Treasury bond investors made a profit of Sh57.6 billion selling their securities in the secondary market at the Nairobi Securities Exchange (NSE) in the first quarter of the year, underlining government paper's status as top earner ahead of shares and real estate.
They cashed in on demand for high interest infrastructure bonds amid a decline in returns from new issuances coming into the market to sell off their holdings at a premium to buyers.
Capital gains from shares and property meanwhile stood in the single digits at between 1.7 percent and six percent, with the Nairobi bourse coming off a high base following a Sh500 billion or 34 percent appreciation in investor wealth in 2024.
In a similar period last year, investors selling the government paper booked a loss of Sh2.9 billion, having been forced to offer discounts on price to attract buyers because new auctions coming into the market were paying higher interest compared to existing bonds.
Data published by the Capital Markets Authority (CMA) shows that the higher profits have also coincided with an increase in trading activity on the secondary market at the NSE, reflecting a rush to cash in on the capital gains being realised on the bonds.
In the quarter, investors traded a record Sh724.3 billion worth of Treasury bonds in the market. These papers had a face value of Sh666.7 billion, hence the capital gains being realised by the sellers. In the first quarter of 2024, the realised value of bond trades stood at Sh209.5 billion, with the face value at Sh212.4 billion.
Bonds are normally issued in units of a face or par value of Sh100. However, when being traded on the secondary market, a bond attracts a premium or discount on this value depending on demand from buyers, and whether it carries a higher or lower interest rate compared to what is being paid on new issuances of a similar tenor (yield).
Bond yields and prices at the secondary market therefore feature an inverse relationship where a rise in one signals a decline in the other.
The yields rise when risk sentiment goes up, meaning investors are willing to offer their bonds at a discount to secure buyers and in turn take up new issuances in the primary market at higher interest rates.
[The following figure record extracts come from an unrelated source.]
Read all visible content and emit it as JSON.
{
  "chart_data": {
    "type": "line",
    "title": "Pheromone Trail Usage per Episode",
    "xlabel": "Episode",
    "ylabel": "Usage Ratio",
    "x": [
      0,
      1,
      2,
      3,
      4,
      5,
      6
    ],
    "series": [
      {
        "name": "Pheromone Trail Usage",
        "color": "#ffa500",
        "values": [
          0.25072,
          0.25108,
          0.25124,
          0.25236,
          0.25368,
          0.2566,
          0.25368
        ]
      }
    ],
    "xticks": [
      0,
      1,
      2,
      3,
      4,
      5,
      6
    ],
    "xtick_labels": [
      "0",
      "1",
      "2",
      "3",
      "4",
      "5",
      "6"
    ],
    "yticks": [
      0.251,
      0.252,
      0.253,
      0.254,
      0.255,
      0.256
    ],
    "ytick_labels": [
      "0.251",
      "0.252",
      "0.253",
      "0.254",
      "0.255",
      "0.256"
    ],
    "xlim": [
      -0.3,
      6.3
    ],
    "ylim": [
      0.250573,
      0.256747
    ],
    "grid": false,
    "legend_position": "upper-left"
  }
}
On the other hand, a fall in risk sentiment sends yields lower and prices higher, due to investors demanding a premium to let go of their bonds in hand on account of new issuances of similar tenor paying less in interest.
This year, interest rates on government securities have fallen significantly in line with the cut in the Central Bank Rate (CBR) from 13 percent in August 2024 to 10 percent in April 2025.
Bonds floated in the first quarter of this year offered effective yields of between 13.8 percent and 15.7 percent, compared to yields of between 16.5 percent and 18.8 percent on papers sold in the first quarter of 2024.
This fall in yields has seen the prices of most bonds —particularly infrastructure bonds (IFBs) that have tax free interest— in the market rise sharply, enticing their holders to sell. Four new IFBs that were issued between January 2023 and February 2024 have therefore been trading at prices of between Sh107 and Sh122, well above their par of Sh100.
The most lucrative of these bonds, an 8.5-year infrastructure bond issued in February 2024, pays interest of 18.46 percent. It also has the highest outstanding amount of any single security in the market at Sh240.33 billion.
This bond is currently trading at a price of Sh122.65 per unit of Sh100, effectively handing the sellers a gain of 22.6 percent on their investment when they offload the paper.
The other IFBs issued since the beginning of 2023 include a 6.5-year paper with an outstanding value of Sh187 billion, at a rate of 17.93 percent, a 17-year paper sold in March 2023 (Sh186 billion at 14.4 percent) and a seven-year bond sold in June 2023 (Sh213.3 billion at 15.84 percent).
Altogether, the four IFBs had a turnover of Sh232.1 billion in the first quarter, representing 32 percent of the market’s total in the period.
In comparative terms, the capital gains on the bonds outstripped those on other competing asset classes such as equities and property in the first three months of the year.
The equities market at the NSE recorded a six percent increase in investor wealth to Sh2.06 trillion in the quarter, although it was coming off a high base having gained 34 percent in 2024.
On the property market, average returns on house and land sales in Nairobi also stood in the single digits in the period.
A periodic land and house market survey done by real estate firm HassConsult for the first quarter showed average land price increases of 1.7 percent and 2.4 percent in Nairobi’s suburbs and satellite towns respectively. The highest increase in price per acre was seen in Kiserian at 4.96 percent to Sh12.6 million.
On house sales, the average price increase in Nairobi and its environs stood at 2.45 percent, with houses in Runda leading with a gain of 5.2 percent.